Wednesday, April 27, 2011

Not A Banner Year...


I’ve had better years.  Yesterday, I ran into a former student at the Sheriff’s Work Program.  For those of you who are productive members of society and have not committed many felonies, the Sheriff’s Work Program is a clever government ploy whereby citizens pay to work – and  stay out of jail.  This year, after having received a review from my principal stating that I should be a Mentor Teacher - -that I had a tremendous rapport with my high school students and that I was a gifted teacher - - I did some time.  I then decided I didn’t feel like doing any more so I paid to work.  It’s a special privilege. 

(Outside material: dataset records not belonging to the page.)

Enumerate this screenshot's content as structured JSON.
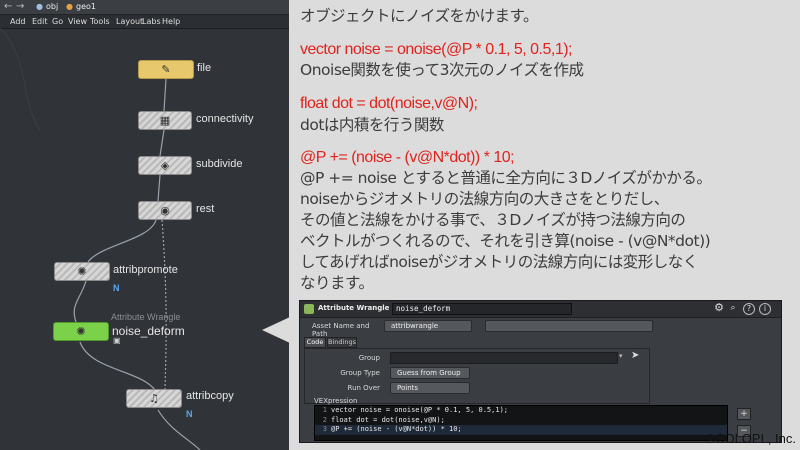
{
  "pathbar": {
    "back_glyph": "←",
    "forward_glyph": "→",
    "crumbs": [
      "obj",
      "geo1"
    ]
  },
  "menubar": {
    "items": [
      "Add",
      "Edit",
      "Go",
      "View",
      "Tools",
      "Layout",
      "Labs",
      "Help"
    ]
  },
  "nodes": {
    "file": {
      "label": "file",
      "icon": "file-icon"
    },
    "connectivity": {
      "label": "connectivity",
      "icon": "connectivity-icon"
    },
    "subdivide": {
      "label": "subdivide",
      "icon": "subdivide-icon"
    },
    "rest": {
      "label": "rest",
      "icon": "rest-icon"
    },
    "attribpromote": {
      "label": "attribpromote",
      "flag": "N",
      "icon": "attribpromote-icon"
    },
    "noise_deform": {
      "type_label": "Attribute Wrangle",
      "label": "noise_deform",
      "lock_glyph": "🔒",
      "icon": "wrangle-icon"
    },
    "attribcopy": {
      "label": "attribcopy",
      "flag": "N",
      "icon": "attribcopy-icon"
    }
  },
  "callout": {
    "line1": "オブジェクトにノイズをかけます。",
    "code1": "vector noise = onoise(@P * 0.1, 5, 0.5,1);",
    "desc1": "Onoise関数を使って3次元のノイズを作成",
    "code2": "float dot = dot(noise,v@N);",
    "desc2": "dotは内積を行う関数",
    "code3": "@P += (noise - (v@N*dot)) * 10;",
    "expl": [
      "@P += noise とすると普通に全方向に３Dノイズがかかる。",
      "noiseからジオメトリの法線方向の大きさをとりだし、",
      "その値と法線をかける事で、３Dノイズが持つ法線方向の",
      "ベクトルがつくれるので、それを引き算(noise - (v@N*dot))",
      "してあげればnoiseがジオメトリの法線方向には変形しなく",
      "なります。"
    ]
  },
  "params": {
    "node_type": "Attribute Wrangle",
    "node_name": "noise_deform",
    "asset_label": "Asset Name and Path",
    "asset_value": "attribwrangle",
    "tabs": [
      "Code",
      "Bindings"
    ],
    "group_label": "Group",
    "group_value": "",
    "group_type_label": "Group Type",
    "group_type_value": "Guess from Group",
    "run_over_label": "Run Over",
    "run_over_value": "Points",
    "vex_label": "VEXpression",
    "code_lines": [
      {
        "num": "1",
        "text": "vector noise = onoise(@P * 0.1, 5, 0.5,1);"
      },
      {
        "num": "2",
        "text": "float dot = dot(noise,v@N);"
      },
      {
        "num": "3",
        "text": "@P += (noise - (v@N*dot)) * 10;"
      }
    ],
    "side_plus": "+",
    "side_minus": "−",
    "icons": [
      "gear-icon",
      "search-icon",
      "help-icon",
      "info-icon"
    ]
  },
  "copyright": "©COLOPL, Inc."
}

This year, I also lost one of my favorite people in the world.  I went to Los Altos High School and UCLA with him.  He committed suicide and I was too suicidal to attend his Memorial Service.  Our favorite saying was “[c]onsistency is the hobgoblin of little minds.”   He’d definitely approve of my inconsistent behavior… (Does that mean I have a large mind?) I was planning on attending the Police concert with him.  He had really expensive box seats at Shoreline Amphitheatre right by my place.  We saw the Ghost in the Machine Tour in the eighties; the Police was our favorite band. 

I love Scottie.  He was hilarious and irreverent and brilliant and creative and gifted at so many things.  He was an insane drummer.  Oh, we have lost such an angel.

Doctors' Poison


I wandered the halls of Saint Francis Memorial Psychiatric Hospital to see what the drugs were doing to me.  They kept testing different ones on me and I’d been here for three months now.  It’s April 2005.  Some would give me convulsions.  Some would give me lockjaw.  Some gave me ticks.  Some would make me walk with my feet really far apart and some made me walk without moving my arms at all.  Some made me drool.  The doctors didn’t know that I knew.  They just figured I was another Schizo-Affective Disorder walking the halls and I would end up on SSI … another victim - my assets drained by the county.  Another statistic.

They didn’t know I knew.

But I know the drill.  I know it’s Doctor’s Poison and I know that they don’t know what the fuck they’re doing.  It’s an inexact science and they don’t know.  Psychiatry and psychology are such bullshit that I had to teach it one time in high school and I remember just dreading it – thinking, I’m so sorry, you guys,  just do the best you can, because this is all bullshit.  And my diagnosis keeps changing.  In 1987 it was schizophrenia; then it was schizoaffective disorder; then manic-depressive disorder, then bi-polar disorder, now it’s back to schizo-affective disorder.  I told my friend I was schizophrenic again and she said, “I’m proud of ya’!” We’re friends largely because of our similar twisted sense of humor.